Others, though, are only fighting against liberalism, and I can get that because of the pressures
of the times that we are in.
It is no wonder to me that in the upsurge of liberalism that we are facing in the early
21st century and the changes in the world right now, no surprise at all that you're going
to see an upsurge corresponding to that of a kind of new set of fundamentalist tendencies,
but we have to remember dangers in both directions.
Let's identify three possible dangers in historic fundamentalism
that we can see in the 20th century
without a goal to label people,
without a goal to draw direct arrows,
but just to put them on the table,
try to think about this together.
Here we go.
I'll try to go fast, but I got a lot to say.
Number one, fundamentalism often finds its identity
and what it's against more than what it's for.
Do we see that in church today?
Yes.
There are people who build massive social media platform doing nothing but attacking and tearing down other Christians.
Now look, polemics is a part of faithfulness to the gospel.
Sometimes people will say, look, your channel's called Truth Unites.
Why are you criticizing purgatory?
Why are you criticizing it?
It's truth unites.
Being clear about what we're against is necessary.
I'm not against theological polemics.
But it's not healthy when that becomes your whole identity.
when this is what gives you real passion and energy,
when this is what draws an army to coalesce around you,
and people are doing that today.
Note the emboldened words in this verse from Jude.
He says, I was eager to talk about salvation,
but it was necessary to content.
This is how it should be.
This should be the emotional prioritizations in our heart.
Celebrating the gospel should be eager.
We should be eager for that.
Contending against error should be a matter of necessity.
A lot of people reverse that.
That's a fundamentalist tendency.
And Marston highlights how this tendency played out in the fundamentalist evangelical split.
He talks about how part of the evangelical heritage is more open and expansive, but part of what went into evangelicalism is, note these words, closed, cautious, and defensive.
Now, here's the thing.
Any movement faces attention between a positive identity radiating out from the center and a negative identity, and a negative identity,
reinforced around the edges. Does that make sense? Think of the nucleus in the center and then the membrane.
I'm kind of mixing different an atom and a cell. Think of the heart and the skin. Okay? You need the
positive thing in the middle and you need the negative thing around the edges. Both are important.
Al Moeller wrote a dissertation, I think he finished it in 1989, on evangelical responses to
Carl Bart. Did you know this? Many of us know of Al Moller from other things he's done,
and I've appreciated various things that he has done, but I also appreciated this dissertation.
A friend and I read through it many years ago, it's really interesting, and it brings up this
question. He brings up the question of whether evangelical identity should be what he calls
a boundaryed or centered set of convictions. That's one way of getting at this.

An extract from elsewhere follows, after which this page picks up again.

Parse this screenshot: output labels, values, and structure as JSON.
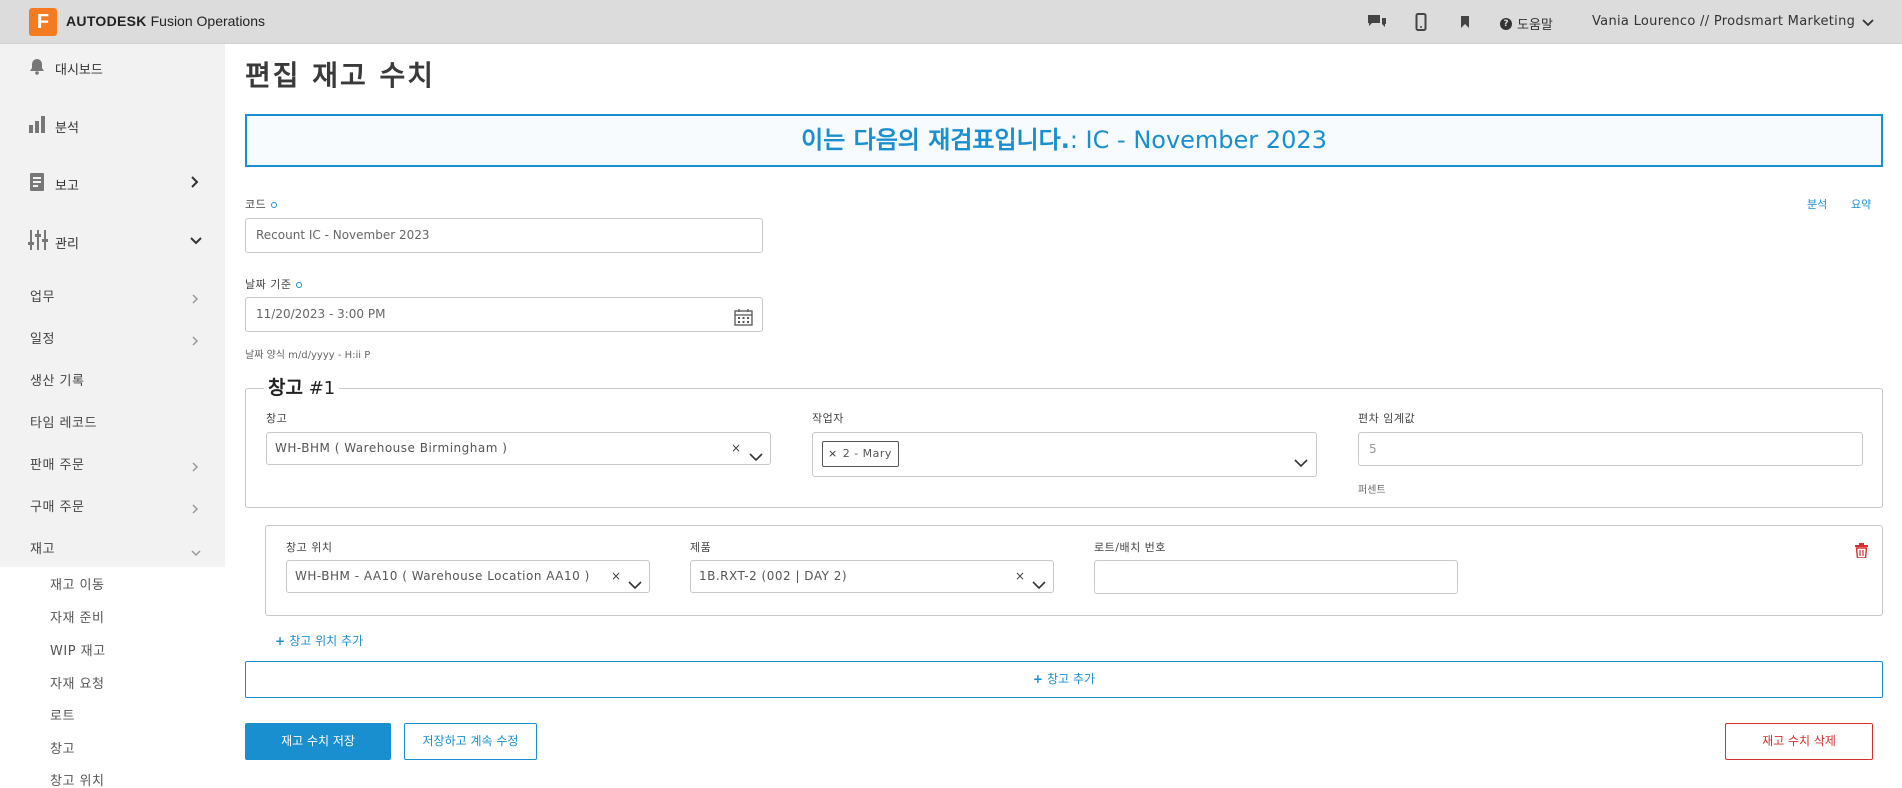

Should our identity
be positive coming out from the middle, or should it be negative reinforced at the fringes?
This is tricky. Both are important. Okay? So, for example, a church needs to have a statement of faith
that you have to sign on to be a member there and receive the Lord's Supper and so forth.
But when someone first walks into the church, what they're experiencing isn't just a statement of
faith. They're getting a sense of the core values, the overall vibe of the church, and so forth.
A fundamentalist tendency is to focus so much on these edges, so much, and it gets defensive, and it gets fear-based.
And it's more about kind of a negative posture towards the enemies out there than actually a positive, constructive celebration of the gospel.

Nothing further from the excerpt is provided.